Het klopt dat er vanuit de ondernemerswereld een grote vraag is naar technisch geschoolde talenten. Die vraag staat ook centraal bij het hervormingsdebat van het secundair onderwijs dat vandaag in Vlaanderen volop aan de gang is. Dat betekent niet dat er een devaluatie van de humane wetenschappen is, integendeel, maar het wordt tijd dat we af stappen van die strenge tweedeling tussen humane en niet-humane wetenschappen.
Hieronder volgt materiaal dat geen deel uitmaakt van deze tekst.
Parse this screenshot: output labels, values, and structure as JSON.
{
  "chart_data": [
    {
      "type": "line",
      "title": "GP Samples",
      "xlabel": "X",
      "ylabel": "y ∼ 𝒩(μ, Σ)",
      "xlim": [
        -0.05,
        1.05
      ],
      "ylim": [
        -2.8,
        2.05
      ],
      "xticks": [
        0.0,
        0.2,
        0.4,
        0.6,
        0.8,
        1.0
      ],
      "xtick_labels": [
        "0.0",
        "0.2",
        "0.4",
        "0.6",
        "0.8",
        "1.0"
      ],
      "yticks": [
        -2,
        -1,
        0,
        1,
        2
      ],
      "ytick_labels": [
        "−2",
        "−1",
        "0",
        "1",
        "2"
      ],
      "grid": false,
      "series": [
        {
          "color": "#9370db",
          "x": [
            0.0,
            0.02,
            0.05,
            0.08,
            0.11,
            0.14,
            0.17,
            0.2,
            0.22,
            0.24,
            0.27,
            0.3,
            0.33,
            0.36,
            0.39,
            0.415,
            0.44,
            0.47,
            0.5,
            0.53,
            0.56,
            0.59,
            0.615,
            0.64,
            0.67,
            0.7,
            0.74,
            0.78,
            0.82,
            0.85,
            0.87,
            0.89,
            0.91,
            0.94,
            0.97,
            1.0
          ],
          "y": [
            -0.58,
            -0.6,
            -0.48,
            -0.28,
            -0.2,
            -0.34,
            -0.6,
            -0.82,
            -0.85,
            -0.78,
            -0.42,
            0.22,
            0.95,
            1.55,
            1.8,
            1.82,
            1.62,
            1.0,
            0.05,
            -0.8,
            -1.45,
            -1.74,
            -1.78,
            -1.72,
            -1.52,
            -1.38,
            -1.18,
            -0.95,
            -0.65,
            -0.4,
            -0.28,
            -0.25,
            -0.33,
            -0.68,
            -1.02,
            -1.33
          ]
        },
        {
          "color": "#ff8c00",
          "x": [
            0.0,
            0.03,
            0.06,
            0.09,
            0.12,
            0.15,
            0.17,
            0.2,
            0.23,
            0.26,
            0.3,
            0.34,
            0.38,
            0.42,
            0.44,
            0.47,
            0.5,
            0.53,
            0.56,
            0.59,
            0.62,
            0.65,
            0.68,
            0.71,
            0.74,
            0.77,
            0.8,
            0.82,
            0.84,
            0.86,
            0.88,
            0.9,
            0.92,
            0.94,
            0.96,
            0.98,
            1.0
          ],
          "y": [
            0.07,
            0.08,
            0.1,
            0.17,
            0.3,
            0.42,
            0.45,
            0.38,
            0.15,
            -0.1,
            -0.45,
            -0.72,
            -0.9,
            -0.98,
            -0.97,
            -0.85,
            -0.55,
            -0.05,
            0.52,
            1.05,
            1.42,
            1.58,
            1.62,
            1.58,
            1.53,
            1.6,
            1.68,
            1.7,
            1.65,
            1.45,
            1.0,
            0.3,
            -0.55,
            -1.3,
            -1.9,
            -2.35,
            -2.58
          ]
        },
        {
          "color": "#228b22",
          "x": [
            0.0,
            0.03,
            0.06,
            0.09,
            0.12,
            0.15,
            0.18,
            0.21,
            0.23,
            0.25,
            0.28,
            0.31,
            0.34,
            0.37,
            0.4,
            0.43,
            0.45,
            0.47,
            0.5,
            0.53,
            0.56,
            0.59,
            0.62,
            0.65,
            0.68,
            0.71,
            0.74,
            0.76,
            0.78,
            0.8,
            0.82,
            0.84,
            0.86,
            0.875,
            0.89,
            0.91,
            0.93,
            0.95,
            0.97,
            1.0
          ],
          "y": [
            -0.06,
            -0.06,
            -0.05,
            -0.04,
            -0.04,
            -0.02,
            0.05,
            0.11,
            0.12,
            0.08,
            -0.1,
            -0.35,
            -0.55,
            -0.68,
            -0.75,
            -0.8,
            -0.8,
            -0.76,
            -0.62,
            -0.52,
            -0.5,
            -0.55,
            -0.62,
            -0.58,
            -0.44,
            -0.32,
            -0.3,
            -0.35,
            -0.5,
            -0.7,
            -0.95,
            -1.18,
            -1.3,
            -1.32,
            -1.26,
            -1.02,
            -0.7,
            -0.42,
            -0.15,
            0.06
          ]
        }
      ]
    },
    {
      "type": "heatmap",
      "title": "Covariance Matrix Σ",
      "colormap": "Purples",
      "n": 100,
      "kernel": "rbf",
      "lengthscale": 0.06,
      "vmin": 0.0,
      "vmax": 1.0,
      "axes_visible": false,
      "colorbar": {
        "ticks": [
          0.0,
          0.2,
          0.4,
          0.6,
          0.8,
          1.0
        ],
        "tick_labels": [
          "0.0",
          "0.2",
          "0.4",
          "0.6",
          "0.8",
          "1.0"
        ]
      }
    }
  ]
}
Net door dit soort debatten worden de meer technische richtingen niet naar waarde geschat. Als we vaststellen dat meer dan de helft van de studenten in het eerste jaar hoger universitair onderwijs niet slaagt (ook in de humane richtingen), dan betekent dat dat het talent van jongeren niet op de juiste manier wordt gekanaliseerd. Dat wil zeggen dat het oriënteren van talent een absolute prioriteit moet zijn in een dergelijk debat. Uitgaan van de kracht en het talent van de studenten, veeleer dan het maatschappelijk stigma dat door dit soort debatten wordt gecreëerd. Daar speelt ook de ondernemingswereld een rol in. Zij kunnen meehelpen het talent van jongeren te ontwikkelen door te tonen hoe je theoretische kennis in de praktijk kunt toepassen. Ze kunnen leerlingen ook veel meer sensibiliseren voor wat je later met een diploma kunt doen. Wie kan daar iets tegen hebben?

Geen alleenrecht

Niemand onderschat de waarde van humane richtingen, maar het "maatschappelijk kritisch vormen" tot "democratische burgers" is niet het alleenrecht van de humane richtingen. Alsof een ingenieur of een vertaler-tolk deze kwaliteiten niet zou bezitten.

Onderwijs moet meer zijn dan het creëren van 'another brick in the wall', het moet jongeren opleiden en laten kennismaken met alle actoren waarmee ze later in de maatschappij geconfronteerd zullen worden. En daar maken ondernemers integraal deel van uit.